Re: [DISCUSS] BP-61: Revert BP-59 to release ByteBuf using ByteBuf.release() instead of ReferenceCountUtil.safeRelease()

2023-02-02 Thread Enrico Olivelli
Il giorno gio 2 feb 2023 alle ore 10:57 Yan Zhao
 ha scritto:
>
> > I think that we must do something, current master branch is not stable.
> >
> > My colleague Massimiliano opened this issue
> > https://github.com/apache/bookkeeper/issues/3751
> >
> > Basically in the current master there is some problem that leads to
> > Netty BytBuf corruption.
> >
> > The problem is solved by reverting this PR
> > https://github.com/apache/bookkeeper/pull/3528 Fix memory leak when
> > reading entry but the connection disconnected
> >
> > Enrico
>
> Hi, Enrico. We found that the pulsar timeout may not be introduced by 
> https://github.com/apache/bookkeeper/pull/3528. Only roll back the pulsar 
> version and still maintain https://github.com/apache/bookkeeper/pull/3528, 
> the problem is also solved.

I am sorry but https://github.com/apache/bookkeeper/issues/3751
doesn't report the full story ( I will ask Massimiliano do add more
logs)

The Bookie operation timed out because on the Bookie side the Bookie
sees a packet that is too big, and the cause is that something (the
Netty ByteBuf) is probably recycled



Enrico

>
> I guess the bk thread hangs for some reason in pulsar, the bk server handles 
> the request successfully and sends the response to the bk client, but the bk 
> thread hangs, it didn't handle the response, so timeout.
>
> Massimiliano is tracing it at pulsar side.


Re: [DISCUSS] BP-61: Revert BP-59 to release ByteBuf using ByteBuf.release() instead of ReferenceCountUtil.safeRelease()

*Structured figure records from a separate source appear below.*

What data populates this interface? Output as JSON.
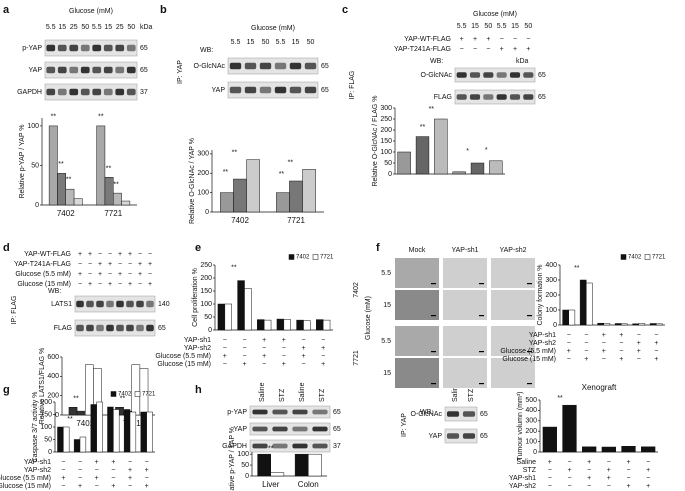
{
  "panels": [
    {
      "letter": "a",
      "header": "Glucose (mM)",
      "lanes": [
        "5.5",
        "15",
        "25",
        "50",
        "5.5",
        "15",
        "25",
        "50"
      ],
      "kda": "kDa",
      "rows": [
        {
          "name": "p-YAP",
          "size": "65"
        },
        {
          "name": "YAP",
          "size": "65"
        },
        {
          "name": "GAPDH",
          "size": "37"
        }
      ]
    },
    {
      "letter": "b",
      "header": "Glucose (mM)",
      "lanes": [
        "5.5",
        "15",
        "50",
        "5.5",
        "15",
        "50"
      ],
      "wb": "WB:",
      "ip": "IP: YAP",
      "rows": [
        {
          "name": "O-GlcNAc",
          "size": "65"
        },
        {
          "name": "YAP",
          "size": "65"
        }
      ]
    },
    {
      "letter": "c",
      "header": "Glucose (mM)",
      "lanes": [
        "5.5",
        "15",
        "50",
        "5.5",
        "15",
        "50"
      ],
      "conditions": [
        {
          "name": "YAP-WT-FLAG",
          "signs": [
            "+",
            "+",
            "+",
            "−",
            "−",
            "−"
          ]
        },
        {
          "name": "YAP-T241A-FLAG",
          "signs": [
            "−",
            "−",
            "−",
            "+",
            "+",
            "+"
          ]
        }
      ],
      "wb": "WB:",
      "kda": "kDa",
      "ip": "IP: FLAG",
      "rows": [
        {
          "name": "O-GlcNAc",
          "size": "65"
        },
        {
          "name": "FLAG",
          "size": "65"
        }
      ]
    },
    {
      "letter": "d",
      "conditions": [
        {
          "name": "YAP-WT-FLAG",
          "signs": [
            "+",
            "+",
            "−",
            "−",
            "+",
            "+",
            "−",
            "−"
          ]
        },
        {
          "name": "YAP-T241A-FLAG",
          "signs": [
            "−",
            "−",
            "+",
            "+",
            "−",
            "−",
            "+",
            "+"
          ]
        },
        {
          "name": "Glucose (5.5 mM)",
          "signs": [
            "+",
            "−",
            "+",
            "−",
            "+",
            "−",
            "+",
            "−"
          ]
        },
        {
          "name": "Glucose (15 mM)",
          "signs": [
            "−",
            "+",
            "−",
            "+",
            "−",
            "+",
            "−",
            "+"
          ]
        }
      ],
      "wb": "WB:",
      "ip": "IP: FLAG",
      "rows": [
        {
          "name": "LATS1",
          "size": "140"
        },
        {
          "name": "FLAG",
          "size": "65"
        }
      ]
    },
    {
      "letter": "e"
    },
    {
      "letter": "f",
      "columns": [
        "Mock",
        "YAP-sh1",
        "YAP-sh2"
      ],
      "cells": [
        "7402",
        "7721"
      ],
      "axis": "Glucose (mM)",
      "doses": [
        "5.5",
        "15",
        "5.5",
        "15"
      ]
    },
    {
      "letter": "g"
    },
    {
      "letter": "h",
      "lanes": [
        "Saline",
        "STZ",
        "Saline",
        "STZ"
      ],
      "rows": [
        {
          "name": "p-YAP",
          "size": "65"
        },
        {
          "name": "YAP",
          "size": "65"
        },
        {
          "name": "GAPDH",
          "size": "37"
        }
      ]
    },
    {
      "wb": "WB:",
      "ip": "IP: YAP",
      "lanes": [
        "Saline",
        "STZ"
      ],
      "rows": [
        {
          "name": "O-GlcNAc",
          "size": "65"
        },
        {
          "name": "YAP",
          "size": "65"
        }
      ]
    }
  ],
  "chart_data": [
    {
      "type": "bar",
      "ylabel": "Relative p-YAP / YAP %",
      "ylim": [
        0,
        110
      ],
      "yticks": [
        0,
        50,
        100
      ],
      "categories": [
        "7402",
        "7721"
      ],
      "series": [
        {
          "color": "#a8a8a8",
          "values": [
            100,
            100
          ]
        },
        {
          "color": "#7a7a7a",
          "values": [
            40,
            35
          ]
        },
        {
          "color": "#b8b8b8",
          "values": [
            20,
            15
          ]
        },
        {
          "color": "#d8d8d8",
          "values": [
            8,
            5
          ]
        }
      ],
      "annotations": [
        "**",
        "**",
        "**",
        "**",
        "**",
        "**"
      ]
    },
    {
      "type": "bar",
      "ylabel": "Relative O-GlcNAc / YAP %",
      "ylim": [
        0,
        320
      ],
      "yticks": [
        0,
        100,
        200,
        300
      ],
      "categories": [
        "7402",
        "7721"
      ],
      "series": [
        {
          "color": "#999999",
          "values": [
            100,
            100
          ]
        },
        {
          "color": "#777777",
          "values": [
            170,
            160
          ]
        },
        {
          "color": "#cccccc",
          "values": [
            270,
            220
          ]
        }
      ],
      "annotations": [
        "**",
        "**",
        "**",
        "**"
      ]
    },
    {
      "type": "bar",
      "ylabel": "Relative O-GlcNAc / FLAG %",
      "ylim": [
        0,
        300
      ],
      "yticks": [
        0,
        50,
        100,
        150,
        200,
        250,
        300
      ],
      "series": [
        {
          "colors": [
            "#999999",
            "#666666",
            "#bbbbbb",
            "#999999",
            "#666666",
            "#bbbbbb"
          ],
          "values": [
            100,
            170,
            250,
            10,
            50,
            60
          ]
        }
      ],
      "annotations": [
        "**",
        "**",
        "*",
        "*"
      ]
    },
    {
      "type": "bar",
      "ylabel": "Relative LATS1/FLAG %",
      "ylim": [
        0,
        600
      ],
      "yticks": [
        0,
        200,
        400,
        600
      ],
      "categories": [
        "7402",
        "7721"
      ],
      "series": [
        {
          "color": "#333333",
          "values": [
            80,
            80
          ]
        },
        {
          "color": "#333333",
          "values": [
            40,
            40
          ]
        },
        {
          "color": "#ffffff",
          "values": [
            520,
            520
          ]
        },
        {
          "color": "#ffffff",
          "values": [
            480,
            480
          ]
        }
      ],
      "annotations": [
        "**",
        "**"
      ]
    },
    {
      "type": "bar",
      "ylabel": "Cell proliferation %",
      "ylim": [
        0,
        250
      ],
      "yticks": [
        0,
        50,
        100,
        150,
        200,
        250
      ],
      "series": [
        {
          "name": "7402",
          "color": "#111111",
          "values": [
            100,
            190,
            40,
            42,
            38,
            40
          ]
        },
        {
          "name": "7721",
          "color": "#ffffff",
          "values": [
            100,
            160,
            38,
            40,
            36,
            38
          ]
        }
      ],
      "annotations": [
        "**"
      ],
      "conditions": [
        {
          "name": "YAP-sh1",
          "signs": [
            "−",
            "−",
            "+",
            "+",
            "−",
            "−"
          ]
        },
        {
          "name": "YAP-sh2",
          "signs": [
            "−",
            "−",
            "−",
            "−",
            "+",
            "+"
          ]
        },
        {
          "name": "Glucose (5.5 mM)",
          "signs": [
            "+",
            "−",
            "+",
            "−",
            "+",
            "−"
          ]
        },
        {
          "name": "Glucose (15 mM)",
          "signs": [
            "−",
            "+",
            "−",
            "+",
            "−",
            "+"
          ]
        }
      ]
    },
    {
      "type": "bar",
      "ylabel": "Colony formation %",
      "ylim": [
        0,
        400
      ],
      "yticks": [
        0,
        100,
        200,
        300,
        400
      ],
      "series": [
        {
          "name": "7402",
          "color": "#111111",
          "values": [
            100,
            300,
            12,
            10,
            8,
            10
          ]
        },
        {
          "name": "7721",
          "color": "#ffffff",
          "values": [
            100,
            280,
            10,
            8,
            10,
            8
          ]
        }
      ],
      "annotations": [
        "**"
      ],
      "conditions": [
        {
          "name": "YAP-sh1",
          "signs": [
            "−",
            "−",
            "+",
            "+",
            "−",
            "−"
          ]
        },
        {
          "name": "YAP-sh2",
          "signs": [
            "−",
            "−",
            "−",
            "−",
            "+",
            "+"
          ]
        },
        {
          "name": "Glucose (5.5 mM)",
          "signs": [
            "+",
            "−",
            "+",
            "−",
            "+",
            "−"
          ]
        },
        {
          "name": "Glucose (15 mM)",
          "signs": [
            "−",
            "+",
            "−",
            "+",
            "−",
            "+"
          ]
        }
      ]
    },
    {
      "type": "bar",
      "ylabel": "Caspase 3/7 activity %",
      "ylim": [
        0,
        200
      ],
      "yticks": [
        0,
        50,
        100,
        150,
        200
      ],
      "series": [
        {
          "name": "7402",
          "color": "#111111",
          "values": [
            100,
            50,
            190,
            180,
            170,
            160
          ]
        },
        {
          "name": "7721",
          "color": "#ffffff",
          "values": [
            100,
            60,
            200,
            170,
            160,
            160
          ]
        }
      ],
      "annotations": [
        "**"
      ],
      "conditions": [
        {
          "name": "YAP-sh1",
          "signs": [
            "−",
            "−",
            "+",
            "+",
            "−",
            "−"
          ]
        },
        {
          "name": "YAP-sh2",
          "signs": [
            "−",
            "−",
            "−",
            "−",
            "+",
            "+"
          ]
        },
        {
          "name": "Glucose (5.5 mM)",
          "signs": [
            "+",
            "−",
            "+",
            "−",
            "+",
            "−"
          ]
        },
        {
          "name": "Glucose (15 mM)",
          "signs": [
            "−",
            "+",
            "−",
            "+",
            "−",
            "+"
          ]
        }
      ]
    },
    {
      "type": "bar",
      "ylabel": "Relative p-YAP / YAP %",
      "ylim": [
        0,
        110
      ],
      "yticks": [
        0,
        50,
        100
      ],
      "categories": [
        "Liver",
        "Colon"
      ],
      "series": [
        {
          "color": "#111111",
          "values": [
            100,
            100
          ]
        },
        {
          "color": "#ffffff",
          "values": [
            15,
            100
          ]
        }
      ],
      "annotations": [
        "**"
      ]
    },
    {
      "type": "bar",
      "title": "Xenograft",
      "ylabel": "Tumour volumn (mm³)",
      "ylim": [
        0,
        500
      ],
      "yticks": [
        0,
        100,
        200,
        300,
        400,
        500
      ],
      "series": [
        {
          "color": "#111111",
          "values": [
            240,
            450,
            50,
            48,
            55,
            50
          ]
        }
      ],
      "annotations": [
        "**"
      ],
      "conditions": [
        {
          "name": "Saline",
          "signs": [
            "+",
            "−",
            "+",
            "−",
            "+",
            "−"
          ]
        },
        {
          "name": "STZ",
          "signs": [
            "−",
            "+",
            "−",
            "+",
            "−",
            "+"
          ]
        },
        {
          "name": "YAP-sh1",
          "signs": [
            "−",
            "−",
            "+",
            "+",
            "−",
            "−"
          ]
        },
        {
          "name": "YAP-sh2",
          "signs": [
            "−",
            "−",
            "−",
            "−",
            "+",
            "+"
          ]
        }
      ]
    }
  ]
}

2023-02-02 Thread Yan Zhao
> I think that we must do something, current master branch is not stable.
> 
> My colleague Massimiliano opened this issue
> https://github.com/apache/bookkeeper/issues/3751
> 
> Basically in the current master there is some problem that leads to
> Netty BytBuf corruption.
> 
> The problem is solved by reverting this PR
> https://github.com/apache/bookkeeper/pull/3528 Fix memory leak when
> reading entry but the connection disconnected
> 
> Enrico

Hi, Enrico. We found that the pulsar timeout may not be introduced by 
https://github.com/apache/bookkeeper/pull/3528. Only roll back the pulsar 
version and still maintain https://github.com/apache/bookkeeper/pull/3528, the 
problem is also solved.

I guess the bk thread hangs for some reason in pulsar, the bk server handles 
the request successfully and sends the response to the bk client, but the bk 
thread hangs, it didn't handle the response, so timeout.

Massimiliano is tracing it at pulsar side.